Klaus Wovereit and the Pirate Party are the winners of the Berlin state election. It is the first time the Pirates (8.9 percent) will enter a German state parliament. “Their irreverent campaign captured the imagination of young voters as the party expanded its platform from an original focus on file sharing, censorship and data protection, to include social issues and citizens' rights”, stated the British newspaper The Guardian explaining the enormous success.
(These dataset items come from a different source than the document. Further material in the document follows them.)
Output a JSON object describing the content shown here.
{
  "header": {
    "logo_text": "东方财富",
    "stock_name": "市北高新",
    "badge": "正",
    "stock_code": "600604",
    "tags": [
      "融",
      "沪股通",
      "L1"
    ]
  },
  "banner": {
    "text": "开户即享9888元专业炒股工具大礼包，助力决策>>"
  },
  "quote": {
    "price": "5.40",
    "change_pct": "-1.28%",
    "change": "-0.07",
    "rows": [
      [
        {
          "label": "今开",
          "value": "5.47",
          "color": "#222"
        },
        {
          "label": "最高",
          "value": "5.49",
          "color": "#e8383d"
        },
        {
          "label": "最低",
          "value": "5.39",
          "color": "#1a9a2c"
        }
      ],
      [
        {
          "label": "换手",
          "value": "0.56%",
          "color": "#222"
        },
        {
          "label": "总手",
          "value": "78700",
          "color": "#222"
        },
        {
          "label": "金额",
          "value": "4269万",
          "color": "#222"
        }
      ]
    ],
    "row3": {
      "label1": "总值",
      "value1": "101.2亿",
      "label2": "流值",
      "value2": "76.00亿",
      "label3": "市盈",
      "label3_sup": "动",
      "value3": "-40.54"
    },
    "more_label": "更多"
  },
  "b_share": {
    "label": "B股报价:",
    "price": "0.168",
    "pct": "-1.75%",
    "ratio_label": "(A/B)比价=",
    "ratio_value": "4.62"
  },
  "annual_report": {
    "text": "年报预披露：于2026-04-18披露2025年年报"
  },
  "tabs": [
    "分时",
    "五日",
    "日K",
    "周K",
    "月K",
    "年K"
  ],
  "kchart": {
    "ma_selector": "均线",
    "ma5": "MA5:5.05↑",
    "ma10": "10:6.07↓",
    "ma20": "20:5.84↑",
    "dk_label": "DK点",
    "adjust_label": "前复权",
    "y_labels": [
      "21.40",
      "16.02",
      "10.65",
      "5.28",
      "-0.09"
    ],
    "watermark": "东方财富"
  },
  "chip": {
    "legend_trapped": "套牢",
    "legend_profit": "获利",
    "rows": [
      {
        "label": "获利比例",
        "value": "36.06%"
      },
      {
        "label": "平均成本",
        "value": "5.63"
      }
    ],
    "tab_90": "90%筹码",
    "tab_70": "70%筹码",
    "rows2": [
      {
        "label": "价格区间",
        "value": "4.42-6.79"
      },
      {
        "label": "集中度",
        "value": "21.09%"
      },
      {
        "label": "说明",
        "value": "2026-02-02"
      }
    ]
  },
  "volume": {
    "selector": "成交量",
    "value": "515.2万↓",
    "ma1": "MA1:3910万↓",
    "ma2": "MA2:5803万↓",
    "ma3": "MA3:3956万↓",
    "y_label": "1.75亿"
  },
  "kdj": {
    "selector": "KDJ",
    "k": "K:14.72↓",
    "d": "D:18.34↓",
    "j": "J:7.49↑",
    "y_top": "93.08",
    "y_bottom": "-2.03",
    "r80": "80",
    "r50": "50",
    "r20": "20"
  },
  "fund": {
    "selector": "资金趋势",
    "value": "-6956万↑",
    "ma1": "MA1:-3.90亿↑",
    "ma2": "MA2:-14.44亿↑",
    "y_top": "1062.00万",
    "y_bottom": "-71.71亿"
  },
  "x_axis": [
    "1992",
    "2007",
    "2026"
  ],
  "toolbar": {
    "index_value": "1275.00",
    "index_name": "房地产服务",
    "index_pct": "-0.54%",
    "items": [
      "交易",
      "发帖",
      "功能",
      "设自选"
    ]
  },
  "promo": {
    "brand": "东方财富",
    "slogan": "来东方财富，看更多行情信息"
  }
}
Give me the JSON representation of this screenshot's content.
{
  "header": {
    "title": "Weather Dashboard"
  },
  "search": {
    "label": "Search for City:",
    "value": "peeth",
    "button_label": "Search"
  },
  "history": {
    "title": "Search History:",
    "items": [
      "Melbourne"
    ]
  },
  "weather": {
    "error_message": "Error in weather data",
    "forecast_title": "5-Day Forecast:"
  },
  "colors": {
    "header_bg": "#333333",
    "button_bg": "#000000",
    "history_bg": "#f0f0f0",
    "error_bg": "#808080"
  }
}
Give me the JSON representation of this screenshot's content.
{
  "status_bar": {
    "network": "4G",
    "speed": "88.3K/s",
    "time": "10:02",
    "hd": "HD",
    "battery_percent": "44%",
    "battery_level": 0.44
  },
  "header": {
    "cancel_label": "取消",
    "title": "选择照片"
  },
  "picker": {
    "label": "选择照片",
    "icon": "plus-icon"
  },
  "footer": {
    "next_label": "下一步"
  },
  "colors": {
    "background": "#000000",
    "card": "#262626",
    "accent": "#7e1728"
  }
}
Social Democrat Wovereit has run Berlin for the last 10 years. With 28.3 percent of the votes for his party he can now choose with whom he wants to run the capital for the next period. Impossible is a renewal of the red-red coalition with the Left party since the Social Democrats lost 5 seats (now 48 seats) and the Left (11.7 percent) 3 seats of the House of Deputies. One option is a red-green coalition. The Greens won 17.6 percent of the votes and are the third strongest party in Berlin now. Angela Merkel’s Christian Democrats 23.4 percent
Besides the surprisingly huge success of the Pirate Party the second interesting story was the loss for the liberal Free Democratic Party (FDP), the junior partner in Angela Merkel’s coalition government at the national level. They only managed to win 1.8 percent of all votes, a loss of three-quarters. They are out of Berlins House of Deputies. It was another vote drubbing for the center right party and the fifth ejection of a state parliament this year.